The last quarter of the book really takes a turn that I wish it didn’t take. I won’t spoil it, but seriously, I was cursing the author. I guess she did what she had to do to get us to a certain place – to get Cannie and Joy to a certain place – but it broke my heart. I don’t usually cry over books, but I couldn’t hold back tears, so I recommend reading the last 50 pages or so alone so you can ugly cry in private.

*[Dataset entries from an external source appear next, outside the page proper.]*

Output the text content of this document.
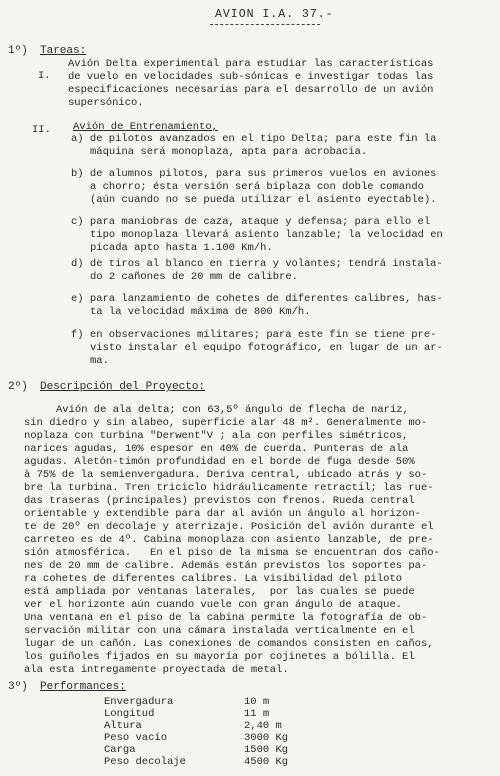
AVION I.A. 37.-
1º) Tareas:
I.
Avión Delta experimental para estudiar las características
de vuelo en velocidades sub-sónicas e investigar todas las
especificaciones necesarias para el desarrollo de un avión
supersónico.
II. Avión de Entrenamiento,
a) de pilotos avanzados en el tipo Delta; para este fin la
máquina será monoplaza, apta para acrobacia.
b) de alumnos pilotos, para sus primeros vuelos en aviones
a chorro; ésta versión será biplaza con doble comando
(aún cuando no se pueda utilizar el asiento eyectable).
c) para maniobras de caza, ataque y defensa; para ello el
tipo monoplaza llevará asiento lanzable; la velocidad en
picada apto hasta 1.100 Km/h.
d) de tiros al blanco en tierra y volantes; tendrá instala-
do 2 cañones de 20 mm de calibre.
e) para lanzamiento de cohetes de diferentes calibres, has-
ta la velocidad máxima de 800 Km/h.
f) en observaciones militares; para este fin se tiene pre-
visto instalar el equipo fotográfico, en lugar de un ar-
ma.
2º) Descripción del Proyecto:
Avión de ala delta; con 63,5º ángulo de flecha de naríz,
sin diedro y sin alabeo, superficie alar 48 m². Generalmente mo-
noplaza con turbina "Derwent"V ; ala con perfiles simétricos,
narices agudas, 10% espesor en 40% de cuerda. Punteras de ala
agudas. Aletón-timón profundidad en el borde de fuga desde 50%
à 75% de la semienvergadura. Deriva central, ubicado atrás y so-
bre la turbina. Tren triciclo hidráulicamente retractil; las rue-
das traseras (principales) previstos con frenos. Rueda central
orientable y extendible para dar al avión un ángulo al horizon-
te de 20º en decolaje y aterrizaje. Posición del avión durante el
carreteo es de 4º. Cabina monoplaza con asiento lanzable, de pre-
sión atmosférica.   En el piso de la misma se encuentran dos caño-
nes de 20 mm de calibre. Además están previstos los soportes pa-
ra cohetes de diferentes calibres. La visibilidad del piloto
está ampliada por ventanas laterales,  por las cuales se puede
ver el horizonte aún cuando vuele con gran ángulo de ataque.
Una ventana en el piso de la cabina permite la fotografía de ob-
servación militar con una cámara instalada verticalmente en el
lugar de un cañón. Las conexiones de comandos consisten en caños,
los guiñoles fijados en su mayoría por cojinetes a bólilla. El
ala esta intregamente proyectada de metal.
3º) Performances:
Envergadura	10 m
Longitud	11 m
Altura	2,40 m
Peso vacío	3000 Kg
Carga	1500 Kg
Peso decolaje	4500 Kg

I really loved this book, but I’m glad I took a break between the first and second in this duo. They both left me feeling a bit emotionally drained. Wonderful reads, but draining. There are some books that stick with me forever, and I can tell you that both of these will. I give Certain Girls 5 out of 5 stars, and believe it or not – you don’t have to read Good In Bed first. In my opinion, they are stand alone books. If you do read them and would like to giggle over a short story written about Bruce Guberman, Joy’s biological father, check it out in The Guy Not Taken, a collection of short stories by Jennifer Weiner.